Gradually increase the mixer speed to high. Whip your gelatin and sugar combo on a high speed for about 12 to 15 minutes, or until your mixture is bright white, very thick and tripled in volume. Once you notice these changes, add 2 tablespoons of vanilla extract and thoroughly mix it in.
For flavored marshmallows, you can add other extracts such as coconut or peppermint. For chocolate marshmallows, mix in 1/4 cup of unsweetened cocoa powder and 1 tablespoon of vanilla extract to your mixture.
Prepare Your Pan
While the marshmallow mixture whips, prepare the pan it will go in. Line a 9x13 inch baking dish with plastic wrap. Coat the plastic wrap with non-stick cooking spray and generously dust the bottom and sides with confectioners' sugar.
Pour Into a Pan
Pour your marshmallow mixture into the prepared pan. Use a rubber spatula to spread the mixture around evenly and to smooth it on the top.
The marshmallow mixture will be very sticky. If you have trouble spreading it, spray your spatula with non-stick cooking spray and then dust it with confectioners' sugar as well.
Dust & Dry
Generously dust the top of your smoothed mixture with confectioners' sugar. Let it stand uncovered and overnight at room temperature to dry.

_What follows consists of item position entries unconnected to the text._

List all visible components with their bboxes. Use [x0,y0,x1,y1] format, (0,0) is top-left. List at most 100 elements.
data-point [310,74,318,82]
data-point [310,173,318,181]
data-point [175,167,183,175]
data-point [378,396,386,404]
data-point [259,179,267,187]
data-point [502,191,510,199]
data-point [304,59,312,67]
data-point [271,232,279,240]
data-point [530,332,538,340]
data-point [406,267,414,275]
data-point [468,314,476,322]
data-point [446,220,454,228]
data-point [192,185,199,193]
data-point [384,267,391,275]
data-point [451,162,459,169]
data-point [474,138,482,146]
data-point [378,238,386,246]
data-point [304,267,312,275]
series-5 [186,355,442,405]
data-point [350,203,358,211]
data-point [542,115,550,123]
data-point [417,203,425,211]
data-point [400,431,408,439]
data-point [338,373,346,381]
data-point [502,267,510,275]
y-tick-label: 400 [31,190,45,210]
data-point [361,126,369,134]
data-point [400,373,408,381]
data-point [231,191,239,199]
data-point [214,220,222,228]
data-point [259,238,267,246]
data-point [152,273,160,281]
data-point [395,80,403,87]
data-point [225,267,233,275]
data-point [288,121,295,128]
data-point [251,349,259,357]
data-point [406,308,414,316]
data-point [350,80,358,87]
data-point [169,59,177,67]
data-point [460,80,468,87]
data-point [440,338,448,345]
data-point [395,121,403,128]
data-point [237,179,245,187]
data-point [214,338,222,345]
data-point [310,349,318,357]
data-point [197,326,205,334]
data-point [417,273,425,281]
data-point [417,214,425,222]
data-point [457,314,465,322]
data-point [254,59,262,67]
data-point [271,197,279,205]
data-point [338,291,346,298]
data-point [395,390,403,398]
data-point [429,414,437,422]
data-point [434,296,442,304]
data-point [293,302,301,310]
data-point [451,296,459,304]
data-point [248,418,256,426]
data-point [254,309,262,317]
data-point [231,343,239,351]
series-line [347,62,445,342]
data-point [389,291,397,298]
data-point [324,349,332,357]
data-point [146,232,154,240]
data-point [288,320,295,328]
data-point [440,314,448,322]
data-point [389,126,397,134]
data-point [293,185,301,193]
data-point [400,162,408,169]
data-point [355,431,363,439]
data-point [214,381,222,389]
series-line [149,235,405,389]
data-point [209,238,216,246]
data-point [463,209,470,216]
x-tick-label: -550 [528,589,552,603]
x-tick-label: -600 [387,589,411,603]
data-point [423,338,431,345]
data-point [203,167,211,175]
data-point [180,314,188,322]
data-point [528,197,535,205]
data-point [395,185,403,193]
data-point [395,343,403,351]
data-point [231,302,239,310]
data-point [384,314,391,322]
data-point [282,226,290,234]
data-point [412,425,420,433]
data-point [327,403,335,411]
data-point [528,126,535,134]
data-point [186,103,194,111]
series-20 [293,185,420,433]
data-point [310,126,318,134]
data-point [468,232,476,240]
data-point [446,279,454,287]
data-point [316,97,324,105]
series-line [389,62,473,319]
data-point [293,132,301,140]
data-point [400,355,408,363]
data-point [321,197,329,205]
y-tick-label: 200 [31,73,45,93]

Dust a large cutting board with confectioners' sugar. Turn your marshmallow pan upside-down on the cutting board and lift off the pan. Peel off the plastic wrap and dust the surface of your marshmallows with confectioner's sugar. Using a sharp knife, cut the marshmallow sheet into 1-inch strips, and then into 1-inch squares. Roll the cut sides of the marshmallows in sugar.
If your knife sticks while cutting, spray it with non-stick cooking spray and dust it lightly with confectioners' sugar.
Once cut, your marshmallows will last in an airtight container at room temperature for 3-4 days. If your marshmallows become sticky in the container, remove the lid for a bit and allow them to dry. Float them in a cup of hot chocolate, melt them in a s'more, or eat them on their own.